The casting is not free from topsy-turvy reversals. In this production, the play’s two—yes, two!—pairs of twins are played by one actor each. The effect evinces some dazzling strutting and fretting from Louis Butelli and Mark Saturno, who play the two Antipholuses and two Dromios, respectively (the twins share names as well). Each actor differentiates between the two roles by donning glasses, and a different set of gestures and accent. In both cases, Antipholus is master, and Dromio, slave.
The Syracuse twins whose visit to Ephesus causes the identity confusion—are played like British travelers out of an E.M. Forster novel. In this couple, the relationship between master and servant is one of affection, with distinctly homoerotic overtones. The Ephesus pair, meanwhile, are combative, in a rowdy, Guy Ritchie kind of way, which no doubt contains homosexual overtones of its own.

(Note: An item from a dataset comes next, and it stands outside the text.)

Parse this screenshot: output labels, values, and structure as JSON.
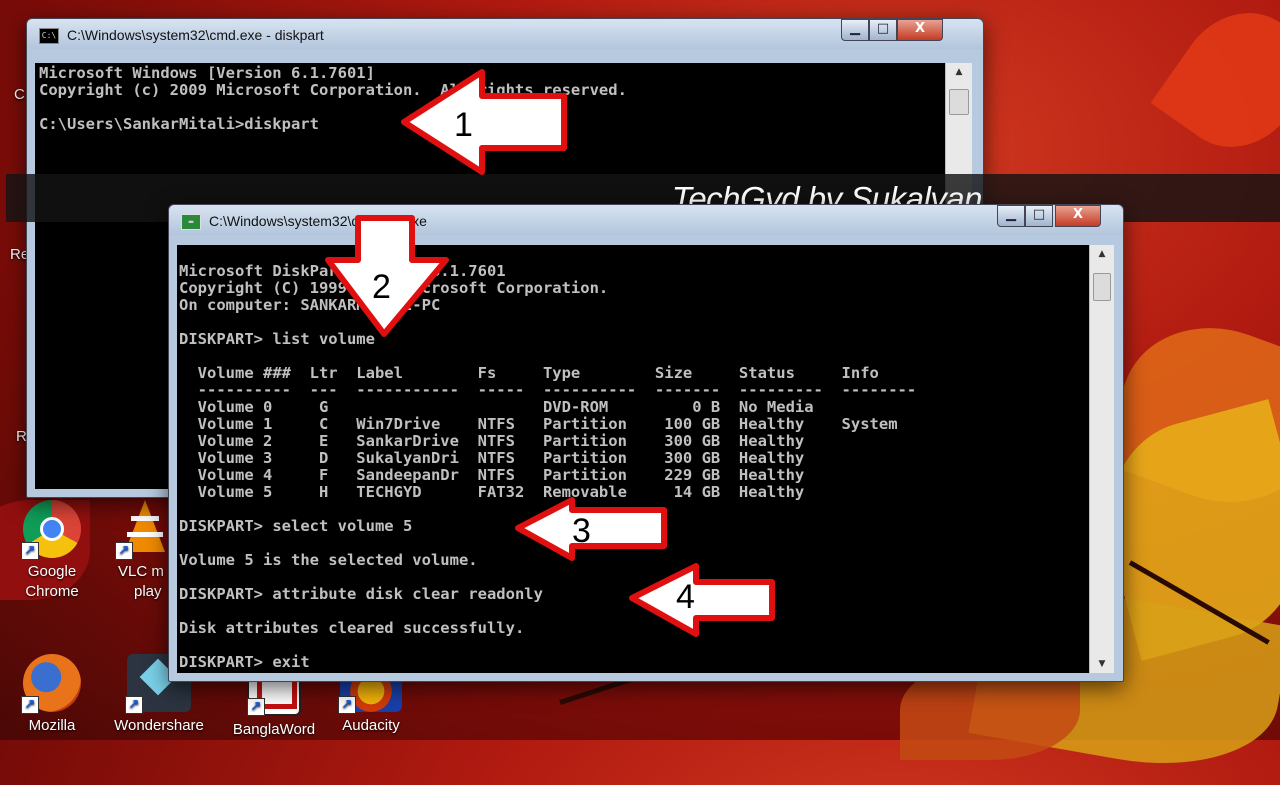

Though they’re often encouraged to mug and over-emote to make their meaning clear, the actors are on the whole impeccable, showing what a traveling, repertory troupe can do for ensemble timing and comfort with the language. But with the trick casting, it’s Butelli and Saturno who really shine. The runty, sunken-cheeked Butelli was simply born to play the fool.
One becomes exhausted just watching his physical feats as one character after the next takes her potshot. Meanwhile, Saturno, with just a few choice gestures and facial expressions, differentiates his Antipholus to the degree that I had to wonder if there really were different actors playing the two roles, as the program playfully (or, rather, confusingly?) suggests. In one of the best scenes of the play, Antipholus of Syracuse strikes up an impassioned tango with his supposed sister-in-law, Luciana, then recites an ode to love that is striking in its earnestness. The beauty of the language and Saturno’s unadorned reading of it make it the play’s most memorable moment.
Another fine staging occurs not long after, when Dromio gives Antipholus an account of his own tryst with a kitchen wench—though the credit is as much Shakespeare’s as it is Butelli’s.
With what can only be described as the dictionary definition of wit, Dromio compares the wide-girthed kitchen wench to a globe of the world (never mind that the play was originally performed in Shakespeare’s Globe theater, which no doubt lent a further level of topical humor):
Ant. S. Then she bears some breadth?
Dro. S. No longer from head to foot than from hip to hip: she is spherical, like a globe; I could find out countries in her…
Ant. S. Where France?
Dro. S. In her forehead; armed and reverted, making war against her heir.
Ant. S. Where England?
Dro. S. I looked for the chalky cliffs, but I could find no whiteness in them: but I guess it stood in her chin, by the salt rheum that ran between France and it…
Ant. S. Where stood Belgia, the Netherlands?
Dro. S. O, sir! I did not look so low.
After too many Freddie Prinze, Jr. adaptations and soporific Hamlet star vehicles, such moments make you grateful the Aquila group has chosen to dust off The Comedy of Errors [Aquila dropped “The” from the title] for a fresh airing even if the moments when the play shines on its own merits are few.